Dal Partito Democratico, il responsabile Mezzogiorno Sergio D’Antoni commenta: “La proposta del premier sulle gabbie salariali è sbagliata e schizofrenica. Com’è possibile che dopo aver concluso un accordo per la riforma della contrattazione in cui si dà grande autonomia alle parti sociali, ora voglia imporre dei limiti salariali per legge?.Il nucleo della questione è comunque un altro. Nel mezzogiorno la stragrande maggioranza delle famiglie può contare su un solo reddito e i salari sono in media più bassi del 30% rispetto al nord. Le gabbie salariali nel Sud è come se esistessero già, ma hanno solo un nome diverso: disoccupazione”.

Per il leader dell’Idv Antonio Di Pietro “le gabbie salariali sono una soluzione ad effetto che fa esclusivamente appello al senso comune di chi, vivendo al Centro-Nord ed essendo stato almeno una volta nel Meridione, ha constatato che un piatto di lenticchie costa tre euro invece di cinque. Una soluzione demenziale ad un problema importante, quello salariale, che vede l’Italia agli ultimi posti per livelli retributivi in Europa. Abbiamo gli stipendi più bassi del Continente e mettiamo sul tavolo la discussione di come ridurli invece che aumentarli: direi che è il modo più demenziale per risolvere il problema”.
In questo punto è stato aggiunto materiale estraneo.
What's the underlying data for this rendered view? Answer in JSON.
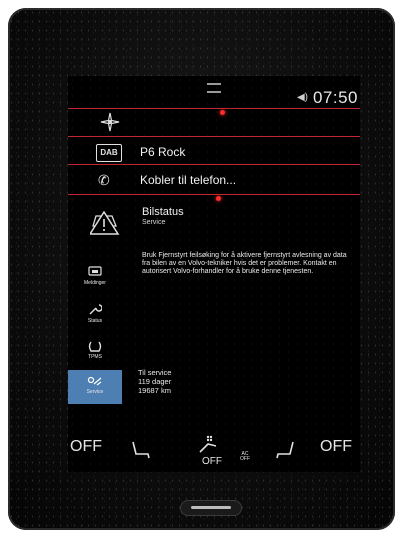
{
  "statusbar": {
    "time": "07:50",
    "volume_icon": "speaker-icon"
  },
  "tiles": {
    "navigation_icon": "compass-icon",
    "radio": {
      "badge": "DAB",
      "label": "P6 Rock"
    },
    "phone": {
      "label": "Kobler til telefon..."
    }
  },
  "app": {
    "title": "Bilstatus",
    "subtitle": "Service",
    "message": "Bruk Fjernstyrt feilsøking for å aktivere fjernstyrt avlesning av data fra bilen av en Volvo-tekniker hvis det er problemer. Kontakt en autorisert Volvo-forhandler for å bruke denne tjenesten.",
    "sidebar": [
      {
        "label": "Meldinger",
        "icon": "car-message-icon"
      },
      {
        "label": "Status",
        "icon": "wrench-icon"
      },
      {
        "label": "TPMS",
        "icon": "tire-pressure-icon"
      },
      {
        "label": "Service",
        "icon": "service-icon",
        "active": true
      }
    ],
    "service": {
      "line1": "Til service",
      "line2": "119 dager",
      "line3": "19687 km"
    }
  },
  "climate": {
    "left_temp": "OFF",
    "right_temp": "OFF",
    "fan": "OFF",
    "ac_line1": "AC",
    "ac_line2": "OFF"
  },
  "colors": {
    "accent_red": "#c0262e",
    "active_tab": "#4d7fb2"
  }
}
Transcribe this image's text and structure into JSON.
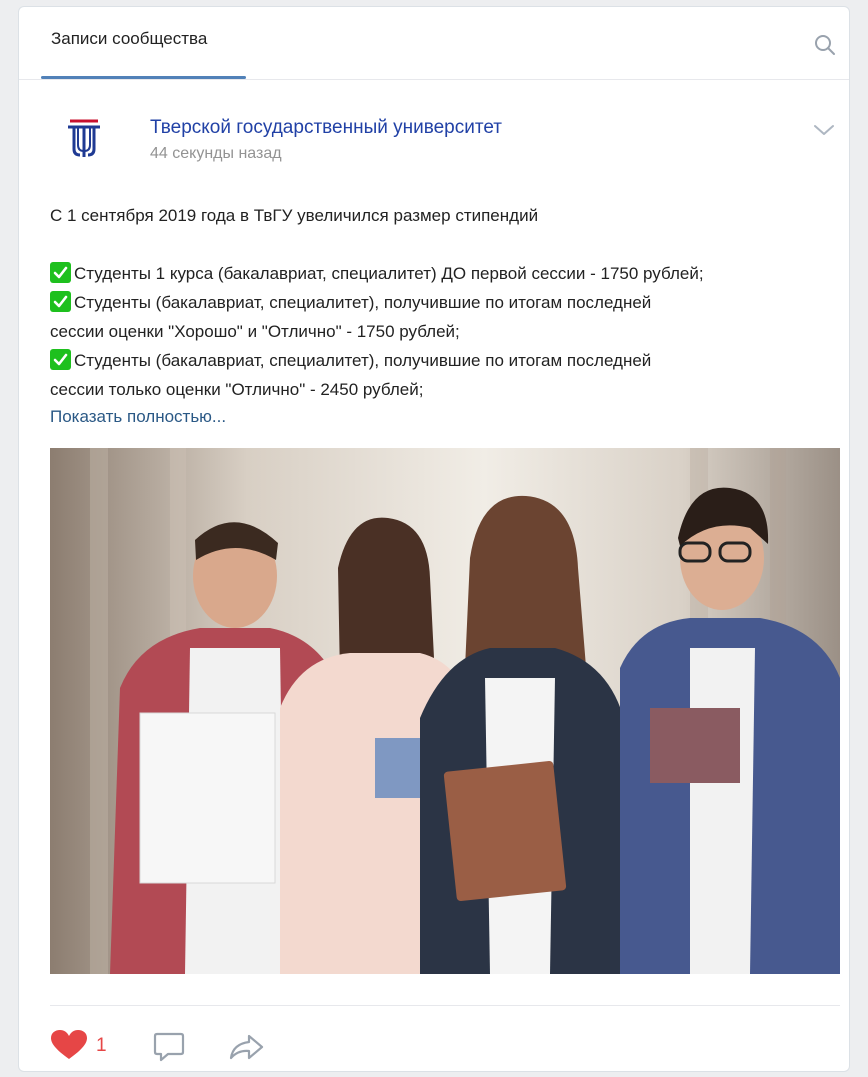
{
  "tabs": {
    "active_label": "Записи сообщества"
  },
  "icons": {
    "search": "search-icon",
    "chevron": "chevron-down-icon",
    "like": "heart-icon",
    "comment": "comment-icon",
    "share": "share-icon",
    "check": "check-mark-icon"
  },
  "post": {
    "author": "Тверской государственный университет",
    "time": "44 секунды назад",
    "lines": [
      "С 1 сентября 2019 года в ТвГУ увеличился размер стипендий",
      "Студенты 1 курса (бакалавриат, специалитет) ДО первой сессии - 1750 рублей;",
      "Студенты (бакалавриат, специалитет), получившие по итогам последней",
      "сессии оценки \"Хорошо\" и \"Отлично\" - 1750 рублей;",
      "Студенты (бакалавриат, специалитет), получившие по итогам последней",
      "сессии только оценки \"Отлично\" - 2450 рублей;"
    ],
    "show_more": "Показать полностью...",
    "photo": "students-holding-books-photo",
    "likes": "1"
  },
  "colors": {
    "link": "#2a5885",
    "author": "#2141a6",
    "like": "#e64646",
    "check": "#1ec01e",
    "tab_accent": "#5181b8"
  }
}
Ad esprimersi anche i sindacati, contrari all’iniziativa. Secondo la Cgil con la reintroduzione delle gabbie salariali i lavoratori “pagherebbero la debolezza del Paese”. “Il lavoro è uguale e dunque deve essere pagato ugualmente in Italia ovunque” afferma all’Agi la segretaria confederale Morena Piccinnini. Riguardo al Mezzogiorno, “bisogna considerare di più e meglio quel lavoro che invece oggi è profondamente sottovalutato da tutto il sistema delle imprese che scaricano sui lavoratori la loro debolezza in termini di progettazione e capacità di stare sul mercato”.

Il segretario della Uil, Luigi Angeletti, ritiene che “le gabbie salariali sono una stupidaggine non condivisa da nessun imprenditore né dalle loro associazioni. Un’idea che si applicava in Italia e in Urss negli anni ’50: due esperienze che si sono estinte negli anni ’90 positivamente nel nostro Paese e in ben altro modo nell’Unione sovietica. Nessuno riesce a dire come potrebbero essere applicate”. Angeletti boccia anche l’opzione di una scala mobile a doppia velocità. “È anche questa una stupidaggine perché il salario e le retribuzioni compensano il lavoro come si fa e non dove si fa. Non c’è nessun imprenditore italiano o associazione di imprese favorevole a un’idea del genere e un motivo, evidentemente, ci sarà”.

No anche dalla Cisl che, attraverso il segretario Raffaele Bonanni in un’intervista rilasciata a ilsussidiario.net, afferma: “Se pensassimo davvero di stabilire i salari per legge sarebbe un ritorno all’Unione sovietica, scavalcando le parti sociali proprio dopo aver definito il nuovo impianto contrattuale che dà forza alla contrattazione locale e aziendale. Non è una proposta seria”.

Per il segretario generale dell’Ugl, Renata Polverini, le gabbie salariali “sono un errore, servirebbero solo a penalizzare ulteriormente il Sud”.

Di parere diverso, invece, il segretario della Cgia di Mestre, Giuseppe Bortolussi, secondo il quale le gabbie salariali esistono già perché i lavoratori del Nord guadagnano mediamente il 30% in più dei colleghi del Sud. “Se venissero reintrodotte per legge – afferma – avvantaggerebbero i lavoratori meridionali. Infatti, se teniamo conto che la Banca d’Italia ha dichiarato nei giorni scorsi che il costo della vita è del 16% circa superiore al Nord rispetto al Sud, l’introduzione delle gabbie salariali dovrebbe, quindi, far recuperare ai lavoratori dipendenti del Mezzogiorno un differenziale oggi esistente con quelli del Nord di circa 14 punti dato dalla differenza tra i maggiori livelli medi salariali e il maggior costo della vita presenti nel settentrione”.